When we first started the company, we tried to expand the scope as much as possible, let everyone think outside the box, let everyone do their own thing for a while first, and then we'd integrate and take everything we'd learned.
Walden made a version of his virtual developer, called Dev Walden, and then Steven did his version, called Dev Steven. We integrated all of these together, and it was Devin.
Devin was decided pretty early. I would say, we did have one major decision, which was what should Devin's image be. As people know, there's that hexagon logo. There's actually also an otter, a little otter with a laptop on its lap, that was also Devin. We debated what to use and what not to use. It's been a while now, but somehow we still have both the hexagon and the otter.
Lenny: You skipped over the origin of Devin.
Scott Wu: Devin, it's a dev, kind of like when we integrated all the names, it was clear this would be the universal dev that we'd all want to work with.
Lenny: Scott, this has been so fun, I've learned so much. Last two questions, where can people find you or Devin? And anything else you want to tell them? How can listeners help you?
Scott Wu: Our website is app.devin.ai.
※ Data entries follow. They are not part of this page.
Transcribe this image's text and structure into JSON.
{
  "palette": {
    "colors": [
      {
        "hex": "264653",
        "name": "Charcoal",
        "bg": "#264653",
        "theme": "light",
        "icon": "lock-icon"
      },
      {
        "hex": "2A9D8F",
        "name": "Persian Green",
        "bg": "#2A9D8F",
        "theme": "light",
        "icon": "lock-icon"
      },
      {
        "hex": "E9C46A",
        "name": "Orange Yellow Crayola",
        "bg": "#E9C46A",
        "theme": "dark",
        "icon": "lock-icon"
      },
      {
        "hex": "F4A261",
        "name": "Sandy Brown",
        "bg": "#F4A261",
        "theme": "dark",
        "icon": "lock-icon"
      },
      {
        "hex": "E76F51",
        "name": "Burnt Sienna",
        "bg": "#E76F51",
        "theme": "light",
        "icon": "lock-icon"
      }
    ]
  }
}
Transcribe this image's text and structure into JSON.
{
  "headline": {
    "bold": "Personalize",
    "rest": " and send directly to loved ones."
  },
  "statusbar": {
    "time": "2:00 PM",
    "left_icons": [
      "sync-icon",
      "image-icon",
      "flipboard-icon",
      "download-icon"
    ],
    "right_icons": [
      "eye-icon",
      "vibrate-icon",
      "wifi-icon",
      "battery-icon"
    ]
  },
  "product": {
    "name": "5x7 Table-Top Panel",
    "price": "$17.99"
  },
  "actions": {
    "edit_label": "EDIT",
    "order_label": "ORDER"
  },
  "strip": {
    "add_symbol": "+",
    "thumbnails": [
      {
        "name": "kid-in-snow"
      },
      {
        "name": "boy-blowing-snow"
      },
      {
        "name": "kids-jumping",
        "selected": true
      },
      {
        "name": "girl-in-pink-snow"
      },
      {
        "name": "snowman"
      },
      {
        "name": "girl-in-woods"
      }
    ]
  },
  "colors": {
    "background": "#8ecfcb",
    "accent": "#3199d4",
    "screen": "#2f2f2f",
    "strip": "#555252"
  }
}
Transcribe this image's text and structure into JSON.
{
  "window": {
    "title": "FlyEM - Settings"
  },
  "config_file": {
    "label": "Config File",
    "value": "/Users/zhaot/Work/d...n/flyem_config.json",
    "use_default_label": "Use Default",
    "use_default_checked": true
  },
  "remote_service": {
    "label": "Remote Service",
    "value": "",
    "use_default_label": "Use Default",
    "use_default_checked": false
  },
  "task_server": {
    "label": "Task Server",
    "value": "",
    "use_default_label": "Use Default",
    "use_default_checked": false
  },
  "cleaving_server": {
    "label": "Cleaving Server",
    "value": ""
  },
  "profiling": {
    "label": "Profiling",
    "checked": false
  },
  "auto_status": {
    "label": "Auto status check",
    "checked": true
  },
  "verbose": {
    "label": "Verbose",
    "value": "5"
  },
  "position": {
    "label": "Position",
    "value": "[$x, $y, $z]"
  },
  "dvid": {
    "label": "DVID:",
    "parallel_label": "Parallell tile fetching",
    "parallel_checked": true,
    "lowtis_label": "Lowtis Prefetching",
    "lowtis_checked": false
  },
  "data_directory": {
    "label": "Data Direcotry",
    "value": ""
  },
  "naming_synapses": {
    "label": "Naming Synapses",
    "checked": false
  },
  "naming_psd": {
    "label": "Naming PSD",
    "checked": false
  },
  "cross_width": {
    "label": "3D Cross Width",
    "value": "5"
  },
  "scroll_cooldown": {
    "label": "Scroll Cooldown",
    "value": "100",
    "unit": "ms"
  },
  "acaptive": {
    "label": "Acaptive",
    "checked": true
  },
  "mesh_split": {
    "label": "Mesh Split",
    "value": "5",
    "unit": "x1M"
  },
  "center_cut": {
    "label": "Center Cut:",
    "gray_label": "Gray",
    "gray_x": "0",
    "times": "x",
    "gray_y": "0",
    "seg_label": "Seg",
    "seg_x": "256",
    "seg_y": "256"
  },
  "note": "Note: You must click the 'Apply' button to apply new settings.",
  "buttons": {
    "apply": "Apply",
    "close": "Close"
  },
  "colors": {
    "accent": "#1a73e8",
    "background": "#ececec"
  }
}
You can also find us on Twitter or lots of other social media. We'd love to hear any feedback you have on the Devin product. There's a lot to figure out.
Like I said, we're all still 20 steps away from the future of software engineering. So hearing what people think as they try the product means a lot to us. So if there's anything we can do better, please let us know anytime.
Lenny: Scott, thank you so much for being here.
Scott Wu: Thank you so much for having me, I had a great time.